We saw the fundamentals of growth in time, space and activity, with a macro-view of London from Sir Alan Wilson’s spatial scenario modelling. In contrast Karel Williams presented the alternative to the dominant narrative of ‘There Is No Alternative’, with huge implications for cities who are otherwise awaiting ‘death by 1000 cuts’. As for city foresight schemes, from Mark Tewdwr-Jones it seems that Newcastle leads in best practice, in a city which is all about change and modernity. Meanwhile in Liverpool and Cardiff, from Nicola Headlam and David Waite, it’s more problematic to get the many players into alignment for constructive thinking: and in Greater Manchester the excitement of ‘devo’ seemed to push other longer term thinking to the side.
The questions of – what is foresight, and what kind of research is most relevant, were explored by Ian Miles and Sally Randles of MBS. Then looked at the ‘user’ side of the table. The challenge of the low carbon transition in Greater Manchester was put by Mark Atherton of AGMA: and the future transport system by Nicola Kane of TFGM. A reality check was sounded by Cllr Derek Antrobus, whose ward is one of the most deprived and also vulnerable to flooding in the city-region.

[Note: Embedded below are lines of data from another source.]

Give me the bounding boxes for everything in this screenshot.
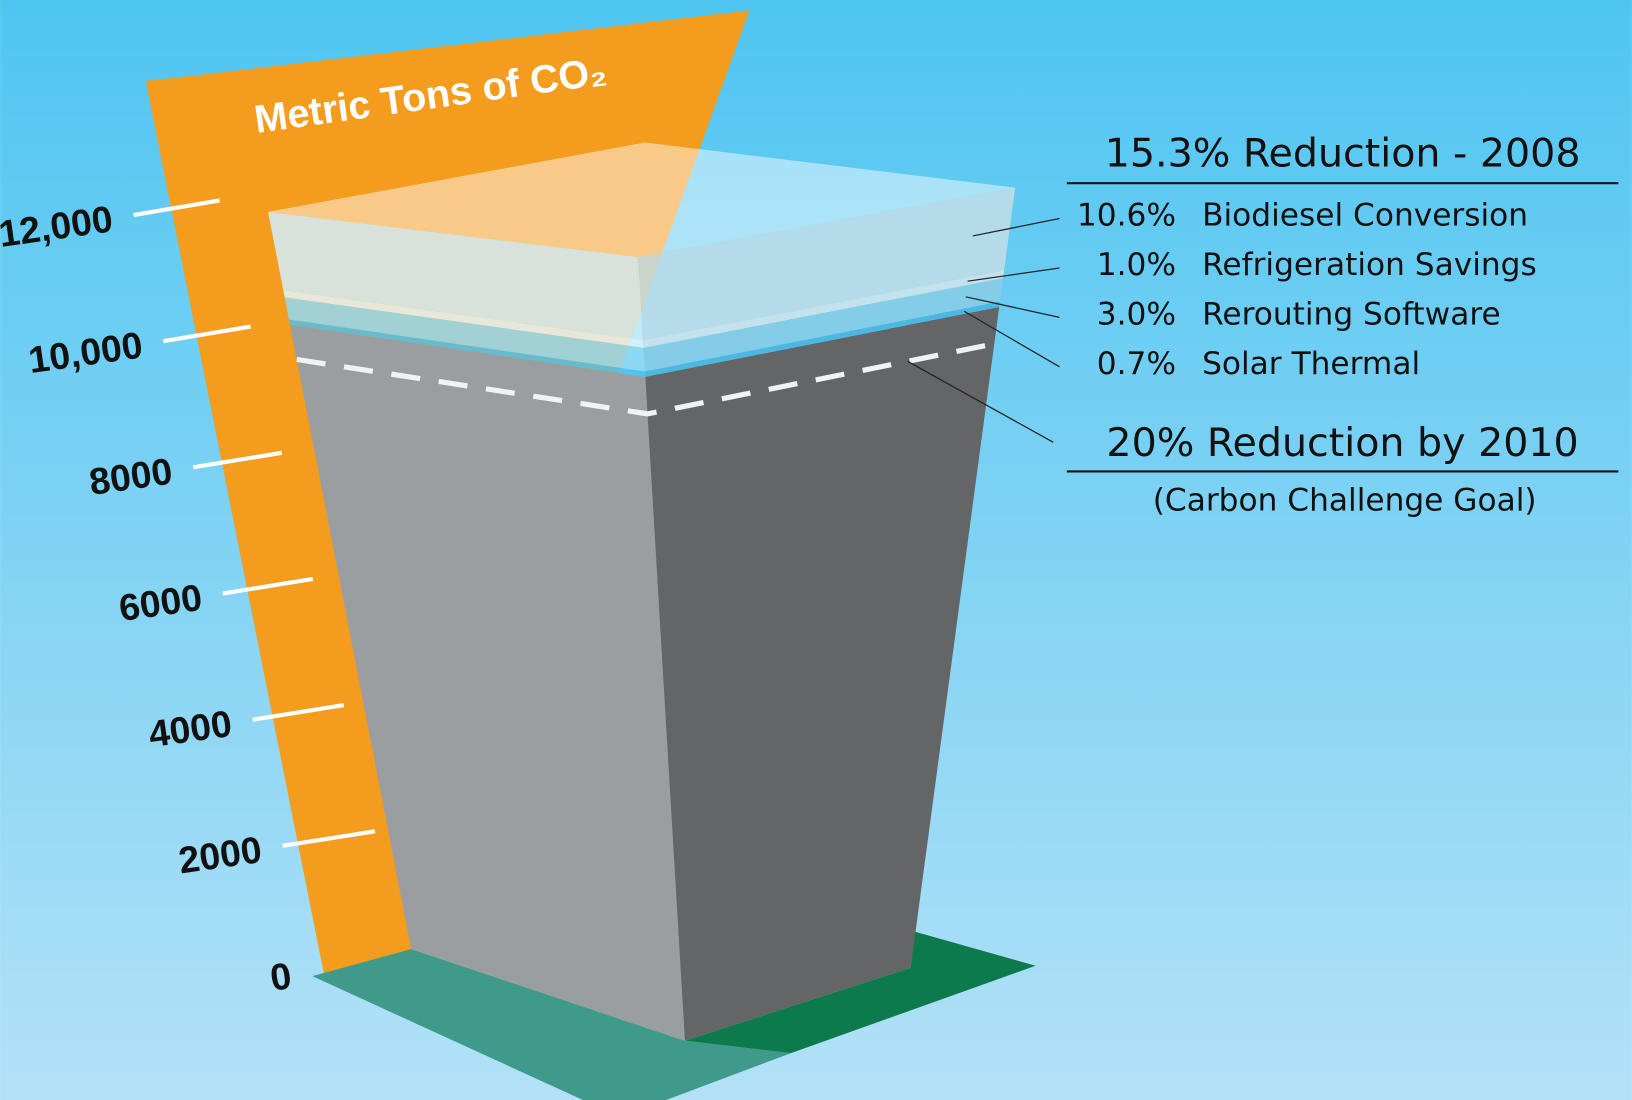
left-face bbox=[289, 324, 685, 1041]
legend-percent: 3.0% bbox=[1097, 296, 1176, 332]
left-face bbox=[288, 319, 646, 377]
tick-mark bbox=[163, 324, 252, 344]
leader-line bbox=[965, 296, 1060, 319]
legend-label: Solar Thermal bbox=[1202, 346, 1420, 382]
floor bbox=[312, 949, 792, 1100]
left-face bbox=[284, 297, 645, 372]
floor-shadow bbox=[684, 931, 1036, 1054]
tick-mark bbox=[133, 198, 220, 218]
goal-line bbox=[296, 341, 995, 417]
left-face bbox=[283, 289, 644, 348]
tick-mark bbox=[252, 703, 345, 722]
legend-percent: 0.7% bbox=[1097, 346, 1176, 382]
top-face bbox=[268, 142, 1016, 257]
legend-percent: 1.0% bbox=[1097, 247, 1176, 283]
right-face bbox=[644, 301, 1000, 377]
right-face bbox=[645, 307, 1000, 1041]
bar-segment bbox=[283, 270, 1005, 348]
goal-note: (Carbon Challenge Goal) bbox=[1153, 483, 1537, 519]
bar-stack bbox=[268, 142, 1016, 1041]
leader-line bbox=[907, 360, 1054, 443]
left-face bbox=[268, 211, 644, 341]
tick-mark bbox=[222, 576, 314, 596]
right-face bbox=[638, 187, 1016, 341]
legend-label: Rerouting Software bbox=[1202, 296, 1501, 332]
bar-segment bbox=[289, 307, 1000, 1041]
tick-mark bbox=[282, 829, 376, 848]
tick-mark bbox=[192, 450, 283, 470]
leader-line bbox=[972, 217, 1060, 237]
bar-segment bbox=[268, 142, 1016, 341]
goal-label: 20% Reduction by 2010 bbox=[1106, 420, 1578, 466]
legend-label: Refrigeration Savings bbox=[1202, 247, 1537, 283]
reduction-title: 15.3% Reduction - 2008 bbox=[1105, 131, 1581, 177]
leader-line bbox=[963, 310, 1060, 368]
legend-percent: 10.6% bbox=[1077, 197, 1176, 233]
right-face bbox=[643, 270, 1005, 348]
right-face bbox=[643, 278, 1004, 372]
legend-label: Biodiesel Conversion bbox=[1202, 197, 1528, 233]
bar-segment bbox=[284, 278, 1004, 372]
bar-segment bbox=[288, 301, 1000, 377]
leader-line bbox=[967, 267, 1060, 282]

Finally there were responses from CURE. Saska Petrova explored the dilemma of austerity capitalism vs Laissez-faire localism: Stefan Bouzarovski looked at the low carbon transition in terms of changing patterns of winners and losers: Andy Karvonen summed up a relational view of cities and urban change.
Meanwhile some long-term thinking colleagues with day jobs as spatial planners, trying to make a complex system of allocations and quotas work, see their aspirations for ‘liveable communities’ pushed to the side, in an endless game of housing numbers and legal challenges. Others see the looming conflict between elitist ideology and grass-roots initiatives as a positive sign of change in motion.
Now if foresighting is about improving policy by exploring possible futures, then it might be more of an expert process of evidence and analysis. But if foresighting is more about anticipating and creating the future by collective vision, then it has to build bridges between opposing worldviews. The hard-pressed cities of the UK might seem to need both, and this is the aim of the current proposals for a city foresight ‘platform’ or ‘hub’. The question is then how to mobilize collective resources out of the thin air of austerity, in divided and distracted cities?
NOTE: The CURE / cities@manchester Forum on FORESIGHTING a FUTURE with CITIES was on Wednesday 24th June. It addressed the question – ‘How can future-oriented research help ‘devo’ cities turn austerity to prosperity’? It included the following contributions: Sir Alan Wilson (UCL), Prof. Karel Williams (MBS), Mark Tewdwr-Jones (Newcastle), Kevin Morgan (Cardiff), Nicola Headlam (Liverpool), Sally Randles (MBS), Colin Talbot (MBS), Mark Atherton (AGMA), Nicola Kane (TFGM), Cllr Derek Antrobus (Salford/ AGMA), Saska Petrova (CURE), Stefan Bouzarovski (CURE), Andrew Karvonen (Cities), Ian Miles (MBS), Joe Ravetz (chair).